Il c.d. “Decreto Primo Maggio” (D.L. 30 aprile 2026, n. 62) è stato convertito con modifiche in legge in data 24 giugno u.s. ed è entrato in vigore il 28 giugno 2026 con la pubblicazione nella G.U. 27 giugno 2026, determinando una serie di impatti per la previdenza complementare.
- Governace del Fondo: l’art. 16-bis ha stabilito che, a decorrere dal primo rinnovo successivo all’entrata in vigore della legge di conversione, la durata degli Organi di amministrazione e controllo sia fissata in cinque esercizi e che gli incarichi non possano essere rinnovati per più di due mandati consecutivi. Viene inoltre previsto che il presidente e il vicepresidente siano eletti dall’organo di amministrazione al proprio interno.
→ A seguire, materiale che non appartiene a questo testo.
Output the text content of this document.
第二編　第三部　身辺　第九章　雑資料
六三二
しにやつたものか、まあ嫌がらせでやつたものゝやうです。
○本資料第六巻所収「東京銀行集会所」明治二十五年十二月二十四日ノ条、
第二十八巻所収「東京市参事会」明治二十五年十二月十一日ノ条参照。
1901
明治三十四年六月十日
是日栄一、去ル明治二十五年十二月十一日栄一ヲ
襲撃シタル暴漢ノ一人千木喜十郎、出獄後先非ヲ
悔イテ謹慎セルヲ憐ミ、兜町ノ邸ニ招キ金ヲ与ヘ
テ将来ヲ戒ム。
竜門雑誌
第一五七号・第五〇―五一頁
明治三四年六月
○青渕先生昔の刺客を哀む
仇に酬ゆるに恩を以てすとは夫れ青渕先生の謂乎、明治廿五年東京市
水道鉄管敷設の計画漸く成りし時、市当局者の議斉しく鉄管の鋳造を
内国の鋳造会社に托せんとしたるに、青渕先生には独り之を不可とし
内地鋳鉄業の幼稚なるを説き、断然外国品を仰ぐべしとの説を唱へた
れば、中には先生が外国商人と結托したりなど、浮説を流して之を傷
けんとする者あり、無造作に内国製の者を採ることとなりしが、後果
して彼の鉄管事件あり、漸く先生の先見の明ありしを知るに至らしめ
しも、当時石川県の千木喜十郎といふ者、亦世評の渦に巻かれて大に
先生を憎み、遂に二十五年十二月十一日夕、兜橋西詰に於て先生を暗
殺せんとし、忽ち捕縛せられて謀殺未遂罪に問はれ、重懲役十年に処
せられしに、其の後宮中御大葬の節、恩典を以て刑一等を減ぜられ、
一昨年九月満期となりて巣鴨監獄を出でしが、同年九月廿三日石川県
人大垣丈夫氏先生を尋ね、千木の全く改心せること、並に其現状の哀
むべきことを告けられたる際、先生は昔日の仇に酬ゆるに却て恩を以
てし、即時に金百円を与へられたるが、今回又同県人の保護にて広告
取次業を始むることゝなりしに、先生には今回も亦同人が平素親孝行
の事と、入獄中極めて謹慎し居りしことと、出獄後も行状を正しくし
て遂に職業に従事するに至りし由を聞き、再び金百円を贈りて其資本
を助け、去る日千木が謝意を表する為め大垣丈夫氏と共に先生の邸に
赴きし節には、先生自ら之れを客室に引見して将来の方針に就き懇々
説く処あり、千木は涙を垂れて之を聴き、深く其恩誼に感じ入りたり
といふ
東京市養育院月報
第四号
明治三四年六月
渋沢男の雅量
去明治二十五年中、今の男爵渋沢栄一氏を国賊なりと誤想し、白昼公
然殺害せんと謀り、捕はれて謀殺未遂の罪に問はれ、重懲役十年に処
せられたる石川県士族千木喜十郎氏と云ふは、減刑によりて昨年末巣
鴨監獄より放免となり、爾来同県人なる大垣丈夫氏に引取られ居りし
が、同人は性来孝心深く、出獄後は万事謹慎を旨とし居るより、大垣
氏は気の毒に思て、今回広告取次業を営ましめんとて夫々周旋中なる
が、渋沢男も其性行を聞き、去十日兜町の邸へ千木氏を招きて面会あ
- Prestazioni pensionistiche complementari (art. 16-ter):
- Rinvio al 31 ottobre 2026 dell’entrata in vigore dell’erogazione frazionata del montante accumulato in un periodo minimo di 5 anni, nuova prestazione pensionistica introdotta dalla Legge di Bilancio 2026 (per effetto dell’art. 16-ter)
- Elimininazione dell’innalzamento, previsto dalla Legge di Bilancio 2026, al 60% della quota massima di prestazione pensionistica complementare richiedibile in forma capitale, tornata quindi al 50%.